Prisoner: You lucky bastard!
Brian: Who's that?
Prisoner: You lucky, lucky bastard!
Brian: What?
Prisoner: Probably the little jailies' pet, aren't we?
Brian: What do you mean?
Prisoner: You must have slipt him a few shekels, eh?
Brian: Slipt him a few shekels? You saw him spit in my face!
Prisoner: Oh, ohoh, what wouldn't I give to be spat at in the face? I sometimes hang awake at night, dreaming of being spat at
in the face.
Brian: Well, it's not exactly friendly, is it? They had me in manacles!
Prisoner: Manacles! Ohuuhoh...what idea of reaving; is to be allowed to put in manacles, just for a few hours. They must
think a sun shines out your arse, sonny!
Brian: Oh, lay off me, I've had a hard time!
Prisoner: You've had a hard time!? I've been here five years, they only hung me the right way up yesterday! So don't you
come 'round...
Brian: All right, all right!
Prisoner: They must think you're lord God Almighty.
Brian: What will they do to me?
Prisoner: Oh, you'll probably get away with crucifixion.
Brian: Crucifixion?!
Prisoner: Yeah.

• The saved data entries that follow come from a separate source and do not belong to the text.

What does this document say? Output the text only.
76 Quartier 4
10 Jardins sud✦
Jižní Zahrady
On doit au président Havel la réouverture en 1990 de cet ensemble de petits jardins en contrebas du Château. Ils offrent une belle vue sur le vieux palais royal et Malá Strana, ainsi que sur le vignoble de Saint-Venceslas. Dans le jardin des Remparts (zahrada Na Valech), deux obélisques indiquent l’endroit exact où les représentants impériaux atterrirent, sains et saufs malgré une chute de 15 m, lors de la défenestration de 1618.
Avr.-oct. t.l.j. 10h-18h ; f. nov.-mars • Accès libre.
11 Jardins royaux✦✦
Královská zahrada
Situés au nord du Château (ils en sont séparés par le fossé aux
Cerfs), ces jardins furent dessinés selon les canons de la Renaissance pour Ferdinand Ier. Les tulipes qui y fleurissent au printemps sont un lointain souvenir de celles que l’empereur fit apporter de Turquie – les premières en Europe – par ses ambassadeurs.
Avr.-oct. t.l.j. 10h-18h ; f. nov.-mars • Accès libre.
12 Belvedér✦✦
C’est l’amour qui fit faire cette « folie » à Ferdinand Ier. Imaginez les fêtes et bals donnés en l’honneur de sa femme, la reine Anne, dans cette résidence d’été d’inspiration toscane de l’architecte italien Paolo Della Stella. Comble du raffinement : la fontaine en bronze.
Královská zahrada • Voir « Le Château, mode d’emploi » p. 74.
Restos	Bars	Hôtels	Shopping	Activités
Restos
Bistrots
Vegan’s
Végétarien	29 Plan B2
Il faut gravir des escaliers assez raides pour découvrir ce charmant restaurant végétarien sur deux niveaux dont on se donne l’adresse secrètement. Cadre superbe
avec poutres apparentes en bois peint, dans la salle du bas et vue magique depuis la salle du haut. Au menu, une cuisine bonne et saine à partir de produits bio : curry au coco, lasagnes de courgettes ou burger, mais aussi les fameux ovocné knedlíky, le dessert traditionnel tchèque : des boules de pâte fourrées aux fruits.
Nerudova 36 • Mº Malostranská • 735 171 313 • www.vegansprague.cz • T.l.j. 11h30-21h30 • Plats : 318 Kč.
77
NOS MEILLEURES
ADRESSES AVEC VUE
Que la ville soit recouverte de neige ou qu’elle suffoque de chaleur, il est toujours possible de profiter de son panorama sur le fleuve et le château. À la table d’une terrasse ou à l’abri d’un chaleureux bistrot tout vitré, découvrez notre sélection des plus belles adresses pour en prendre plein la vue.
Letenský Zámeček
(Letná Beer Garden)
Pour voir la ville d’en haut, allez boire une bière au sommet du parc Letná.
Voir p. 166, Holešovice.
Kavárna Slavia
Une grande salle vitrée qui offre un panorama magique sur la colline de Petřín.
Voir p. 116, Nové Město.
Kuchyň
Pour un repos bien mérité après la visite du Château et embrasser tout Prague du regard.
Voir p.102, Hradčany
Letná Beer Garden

First offense.
Brian: Get away with crucifixion?! It's...
Prisoner: Best thing the Romans ever did for us.
Brian: What?
Prisoner: Oh, yeah. If we didn't have crucifixion, this country'd be in a right bloody mess.
Brian: Guard!
Prisoner: Nail 'em up I say!
Brian: Guard!
Prisoner: Nail some sense into 'em!
Jailor I: Hahrkhm...what do you want?
Brian: I want you to move me to another cell.
Jailor I: Hah! Ptui! [Spit]
Brian: Aehw!
Prisoner: Oh! Look at that! Bloody favouritism!
Jailor I: Shut up, you!
Prisoner: Sorry!
Jailor I: Huah! Huhuhu...
Prisoner: Now take my case. They hang me up here five years ago. Every night they take me down for twenty minutes, then
they hang me up again. Which I guard as very fair, in view of what I've done. And if nothing else, it has taught me to respect
the Romans, and it has taught me that you'll never get anywhere in this life, unless you are prepared to do a fair day's work
for a fair day's...
Brian: Oh, shut up!
Jailor I: Here.
Centurion: Pilate wants to see you!
Brian: Me?
Centurion: Come on!
Brian: Pilate? What does he want to see me for?
Centurion: I think he wants to know which way you want to be crucified.
Prisoner: Oh, hahahaha, haha! Nice one, centurion! Like it, like it.
Centurion: Shut up!
Prisoner: Right, right. Terrific race, the Romans! Terrific.